Dalle elementari al liceo: iscrizioni «in chiaro» per 1,5 milioni di famiglie

da Il Sole 24 Ore

Dalle elementari al liceo: iscrizioni «in chiaro» per 1,5 milioni di famiglie

di Francesca Barbieri

Stop alle iscrizioni al buio. Da quest’anno i genitori avranno uno strumento in più nella scelta della scuola per i figli. Venerdì si aprirà il “binario digitale” per un milione e mezzo di famiglie, alle prese con le iscrizioni alle classi prime di elementari, medie e superiori per l’anno scolastico 2016/17. Con una novità di “peso”: tra gli strumenti utili per la scelta ci sarà anche il rapporto di autovalutazione, un documento che ogni istituto ha pubblicato sul portale «Scuola in chiaro».

Una sorta di pagella che passa ai raggi x il funzionamento della scuola evidenziando una serie di indicatori che spaziano dagli esiti degli scrutini ai risultati delle prove Invalsi, dalle caratteristiche del corpo docente ai risultati occupazionali degli ex allievi.

Uno strumento che si affianca al piano dell’offerta formativa che per effetto della riforma(legge 107/2015) non è più annuale, ma allarga il proprio orizzonte a un triennio.

Già da venerdì scorso ci si può accreditare al portale del Miur (www.iscrizioni.istruzione.it) – aggiornato con una nuova veste grafica che rende più facile la navigazione, anche attraverso i dispositivi mobili – con la chance in più di avere alcuni giorni prima dell’iscrizione vera e propria per esplorare il sito ministeriale e raccogliere tutte le informazioni (video, tutorial, brochure, Faq).
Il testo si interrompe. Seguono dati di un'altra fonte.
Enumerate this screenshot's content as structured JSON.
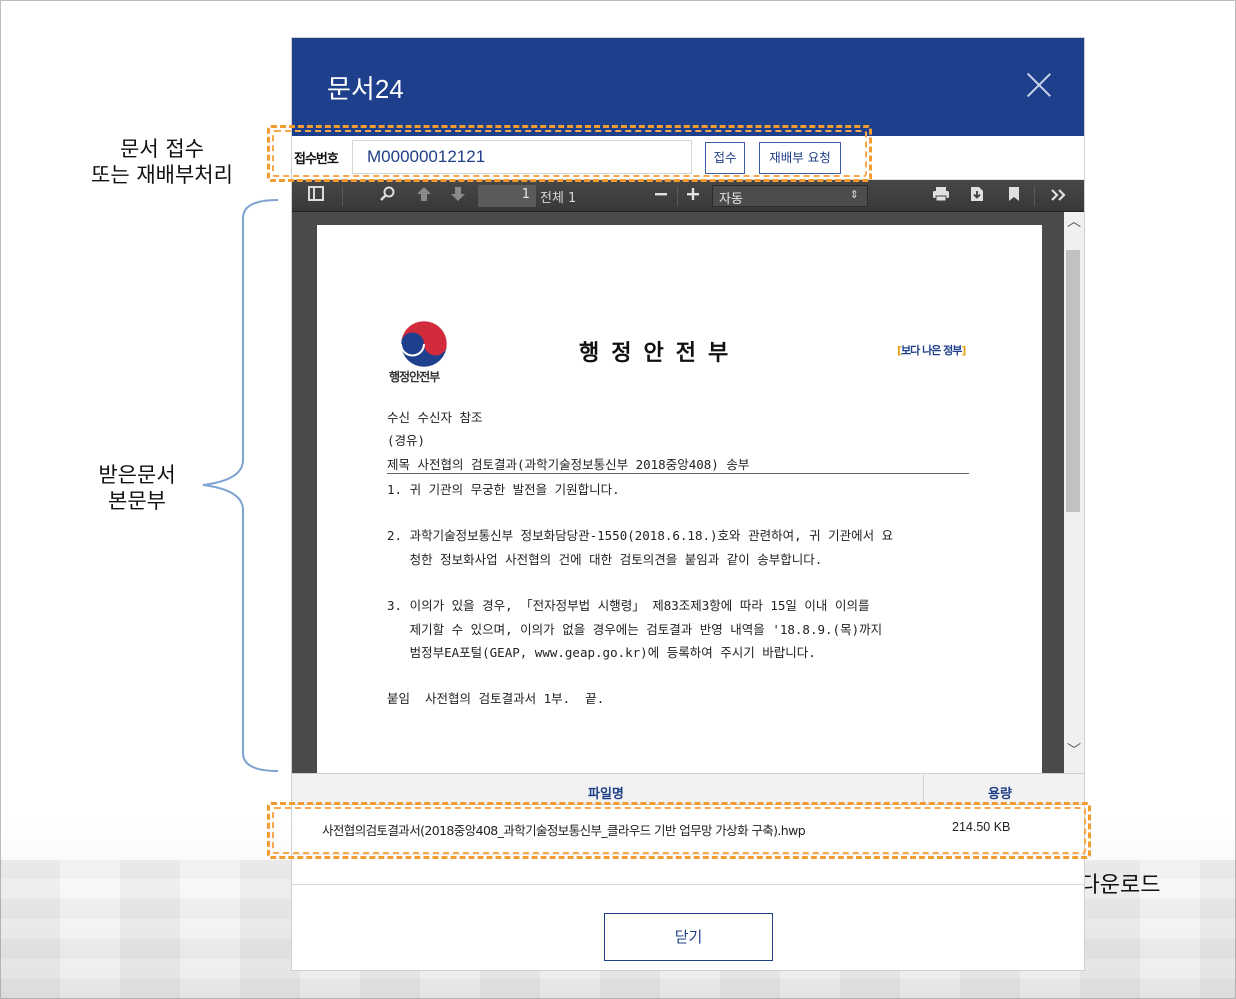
{
  "annotations": {
    "receive_line1": "문서 접수",
    "receive_line2": "또는 재배부처리",
    "body_line1": "받은문서",
    "body_line2": "본문부",
    "download": "클릭하여 첨부파일 다운로드"
  },
  "dialog": {
    "title": "문서24",
    "close_icon": "close-icon"
  },
  "receipt": {
    "label": "접수번호",
    "number": "M00000012121",
    "receive_button": "접수",
    "reassign_button": "재배부 요청"
  },
  "pdf_toolbar": {
    "page_current": "1",
    "page_total": "전체 1",
    "zoom": "자동",
    "icons": [
      "sidebar-toggle-icon",
      "search-icon",
      "previous-page-icon",
      "next-page-icon",
      "zoom-out-icon",
      "zoom-in-icon",
      "print-icon",
      "download-icon",
      "bookmark-icon",
      "more-tools-icon"
    ]
  },
  "document": {
    "emblem_label": "행정안전부",
    "ministry_title": "행정안전부",
    "slogan": "보다 나은 정부",
    "lines": {
      "recipient": "수신  수신자 참조",
      "via": "(경유)",
      "subject": "제목  사전협의 검토결과(과학기술정보통신부 2018중앙408) 송부",
      "p1": "1. 귀 기관의 무궁한 발전을 기원합니다.",
      "p2a": "2. 과학기술정보통신부 정보화담당관-1550(2018.6.18.)호와 관련하여, 귀 기관에서 요",
      "p2b": "   청한 정보화사업 사전협의 건에 대한 검토의견을 붙임과 같이 송부합니다.",
      "p3a": "3. 이의가 있을 경우, 「전자정부법 시행령」 제83조제3항에 따라 15일 이내 이의를",
      "p3b": "   제기할 수 있으며, 이의가 없을 경우에는 검토결과 반영 내역을 '18.8.9.(목)까지",
      "p3c": "   범정부EA포털(GEAP, www.geap.go.kr)에 등록하여 주시기 바랍니다.",
      "attach": "붙임  사전협의 검토결과서 1부.  끝."
    }
  },
  "attachments": {
    "col_name": "파일명",
    "col_size": "용량",
    "rows": [
      {
        "name": "사전협의검토결과서(2018중앙408_과학기술정보통신부_클라우드 기반 업무망 가상화 구축).hwp",
        "size": "214.50 KB"
      }
    ]
  },
  "footer": {
    "close_button": "닫기"
  },
  "colors": {
    "header": "#1e3f8c",
    "accent": "#1f3f86",
    "highlight": "#f39c32",
    "brace": "#7fa3d1"
  }
}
Un’opportunità aggiuntiva, fermo restando che l’iscrizione potrà essere fatta fino al 22 febbraio, senza avere necessità di affrettarsi nei primi giorni. Non si tratta infatti di un click day e non è previsto che le domande arrivate per prime siano accolte con priorità.

Si può scegliere una sola scuola, con la possibilità di indicare fino a due alternative.

Chi ha già effettuato la registrazione in passato non può utilizzare le vecchie credenziali, ma deve ripetere tutto dall’inizio.

Gli studenti ripetenti non devono re-iscriversi con la procedura online, ma lo saranno d’ufficio, come i ragazzi delle classi successive alla prima.

Si allarga poi il binario digitale per i corsi regionali della formazione professionale: in 6 regioni (Lazio, Lombardia, Molise, Piemonte, Sicilia e Veneto) ci si potrà iscrivere dal sito del Miur ai centri regionali che organizzano corsi (su 3 o 4 anni) per raggiungere una delle 22 qualifiche professionali.

Per le paritarie, invece, l’adesione all’iter digitale è facoltativa, mentre si continuerà a utilizzare la carta per la scuola dell’infanzia, per le iscrizioni di alunni in fase di pre-adozione e per i corsi rivolti agli adulti (compresi quelli attivati presso gli istituti di prevenzione e pena).

Escluse dalla modalità web pure le iscrizioni relative alle scuole della Valle d’Aosta e delle province di Trento e Bolzano e ad alcuni percorsi degli istituti tecnici.

Le famiglie senza connessione internet possono rivolgersi alle segreterie delle scuole: lo scorso anno circa il 30% delle domande è stato inoltrato con l’aiuto degli istituti e a richiedere il supporto delle scuole sono stati soprattutto i cittadini del Sud.

Le iscrizioni elettroniche hanno ottenuto nel 2015 un gradimento crescente: il 66% delle famiglie ha trovato il servizio molto vantaggioso in termini di risparmio di tempo (+6,3% rispetto al 2014), per il 24% lo è stato abbastanza, mentre appena il 3,7% degli utenti non ha riscontrato questo vantaggio.